Lack of training was the most frequently cited barrier. Access to specialist training and a commitment to continued professional development and quality improvement are important for providing high-quality healthcare, and are seen as a positive marker of a countries healthcare system [80, 81]. The poor availability and uptake of Emergency Medicine speciality training likely has a profound effect on the quality of care for trauma patients. Without more universal analysis of specialty training in the region, it is difficult to know if this is a general reflection of medical training or specific to Emergency Medicine. This may reflect one of the most straightforward barriers to improve, as it has been shown by Pringle et al. [63] that hugely beneficial effects from low-cost interventions such as simulation training courses make a significant difference to the quality of care provided.

On the theme of quality improvement, it appears that its importance is not always recognised, and overall there is a lack of commitment and networks in place to facilitate its delivery [8, 30, 35]. This is in part due to perceived lack of desire to change practise, and occasionally less of a drive for evidence-based medicine [35].

This links with the barriers highlighted in terms of lack of protocol and socio-cultural factors. This review demonstrated that standardised protocols and guidelines were often not implemented. Protocols for accurate and timely record-keeping were rare. The importance of good record-keeping to facilitate quality improvement is well-reported [82]. Further, there is a lack of protocols for triage, a vitally recognised aspect of trauma care. Quality improvement work and adherence to protocol require cohesive teamwork [83]; poor communication and imposed hierarchy were barriers highlighted across several articles. Finally, the lack of specialist training and transfer of staff to more lucrative specialities is widespread.

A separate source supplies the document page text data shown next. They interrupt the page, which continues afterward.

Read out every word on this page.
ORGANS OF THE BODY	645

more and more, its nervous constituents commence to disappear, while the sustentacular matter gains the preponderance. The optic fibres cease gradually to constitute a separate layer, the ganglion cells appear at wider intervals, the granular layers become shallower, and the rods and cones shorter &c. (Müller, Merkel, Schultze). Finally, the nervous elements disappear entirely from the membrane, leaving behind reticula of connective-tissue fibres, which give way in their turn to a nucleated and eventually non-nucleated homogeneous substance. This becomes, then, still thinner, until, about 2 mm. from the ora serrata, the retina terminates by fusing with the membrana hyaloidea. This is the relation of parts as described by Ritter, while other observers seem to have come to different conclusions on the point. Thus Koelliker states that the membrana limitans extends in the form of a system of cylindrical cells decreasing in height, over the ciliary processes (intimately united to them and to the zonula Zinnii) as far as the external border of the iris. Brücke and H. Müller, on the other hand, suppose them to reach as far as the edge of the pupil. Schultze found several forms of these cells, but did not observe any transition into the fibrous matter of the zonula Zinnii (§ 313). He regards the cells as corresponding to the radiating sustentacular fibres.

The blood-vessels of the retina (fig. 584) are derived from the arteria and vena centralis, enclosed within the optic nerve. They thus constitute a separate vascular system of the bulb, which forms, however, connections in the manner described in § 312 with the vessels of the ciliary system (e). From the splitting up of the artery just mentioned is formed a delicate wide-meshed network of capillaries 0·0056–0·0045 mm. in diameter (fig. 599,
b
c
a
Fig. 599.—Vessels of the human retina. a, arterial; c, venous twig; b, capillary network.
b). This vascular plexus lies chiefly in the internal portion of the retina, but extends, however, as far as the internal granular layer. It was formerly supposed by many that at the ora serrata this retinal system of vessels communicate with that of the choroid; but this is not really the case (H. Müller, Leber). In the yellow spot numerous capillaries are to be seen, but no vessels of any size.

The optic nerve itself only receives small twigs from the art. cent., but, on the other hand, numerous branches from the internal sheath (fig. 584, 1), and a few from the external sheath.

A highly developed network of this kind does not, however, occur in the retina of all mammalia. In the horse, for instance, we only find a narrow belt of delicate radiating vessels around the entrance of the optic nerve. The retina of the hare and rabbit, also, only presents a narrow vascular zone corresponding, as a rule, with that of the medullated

This review highlights the lack of research into the root cause of barriers, despite the profound morbidity and mortality associated with trauma. Most of the literature focussed on either single centres or regions, which may not reflect the economic status of large parts of South and Central America [22], and there is little available on the continent as a whole. Further, there is often a lack of distinction between pre-hospital and emergency and trauma care making it difficult to determine if barriers are specific to trauma or general management issues. The majority of the current research focusses on urban centres, and it is unclear to what extent the barriers are the shared or differ in comparison with rural South America.

Limitations

The review was limited to English language only, whereas the predominant first languages of the region are Spanish and Portuguese. Fortunately, English translations were often available, and these were included where possible. Disparity in the data available for countries was apparent. While this review aims to encompass the whole of South America, many countries are considerably under-represented compared to those from which the bulk of the research is from, such as Brazil. We believe this provides further support for a Delphi Analysis.

Conclusion

In South America, trauma is widespread and access to safe, timely, affordable and high-quality care is essential. This systematic review highlights the variety of barriers to provide high-quality trauma care, many of which interlink and appear to act in a synergistic fashion. It is of great importance that barriers to the provision of trauma care are recognised and addressed in order to address the associated mortality and morbidity. Many countries are under-represented in the literature, and the authors believe a Delphi analysis would best facilitate the pooling of expert knowledge and opinion for tackling complex barriers and considering how change can be implemented.